Take the right most element - this becomes the pivot. We now need to work up the list comparing each element to the pivot, putting elements smaller than the pivot on one side and elements larger than the pivot on the other side. Finally, place the pivot in the middle of these two sides. The pivot is now in the right place. Recursively do the same again for each side of the pivot. If one side only has one element, this side is now sorted.
In best case scenarios the pivot is in the middle of the list of elements and we truely divide and conquer. In worst case scenarios the pivot elements are at one end or the other and we have to constantly be comparing against all elements.

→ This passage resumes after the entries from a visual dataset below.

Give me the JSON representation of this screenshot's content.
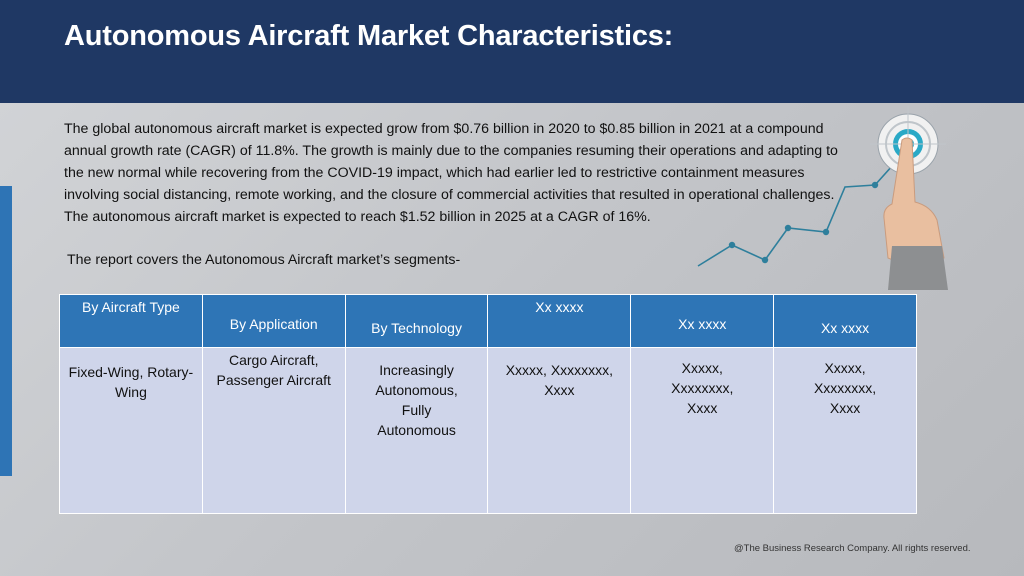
{
  "header": {
    "title": "Autonomous Aircraft Market Characteristics:"
  },
  "intro": {
    "paragraph": "The global autonomous aircraft market is expected grow from $0.76 billion in 2020 to $0.85 billion in 2021 at a compound annual growth rate (CAGR) of 11.8%. The growth is mainly due to the companies resuming their operations and adapting to the new normal while recovering from the COVID-19 impact, which had earlier led to restrictive containment measures involving social distancing, remote working, and the closure of commercial activities that resulted in operational challenges. The autonomous aircraft market is expected to reach $1.52 billion in 2025 at a CAGR of 16%.",
    "segments_note": "The report covers the Autonomous Aircraft market’s segments-"
  },
  "table": {
    "headers": [
      "By Aircraft Type",
      "By Application",
      "By Technology",
      "Xx xxxx",
      "Xx xxxx",
      "Xx xxxx"
    ],
    "cells": [
      "Fixed-Wing, Rotary-Wing",
      "Cargo Aircraft, Passenger Aircraft",
      "Increasingly Autonomous, Fully Autonomous",
      "Xxxxx, Xxxxxxxx, Xxxx",
      "Xxxxx, Xxxxxxxx, Xxxx",
      "Xxxxx, Xxxxxxxx, Xxxx"
    ]
  },
  "colors": {
    "header_bg": "#1f3864",
    "accent": "#2e75b6",
    "cell_bg": "#cfd5ea"
  },
  "icons": [
    "target-icon",
    "pointing-hand-icon",
    "growth-line-icon"
  ],
  "footer": {
    "copyright": "@The Business Research Company. All rights reserved."
  }
}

To improve this, we can cut down on the probability that the pivot is high or low by selecting multiple pivots and choosing the median value.
Arrays and functions
Declare a function which takes an array as a parameter using:
void sort(int values[]);
When passing a one-dimensional array as here, we don't need to pass in the array's size.
Call this function using:
int haystack[10];
// .. fill the array
sort(haystack);
Arrays are passed by reference here.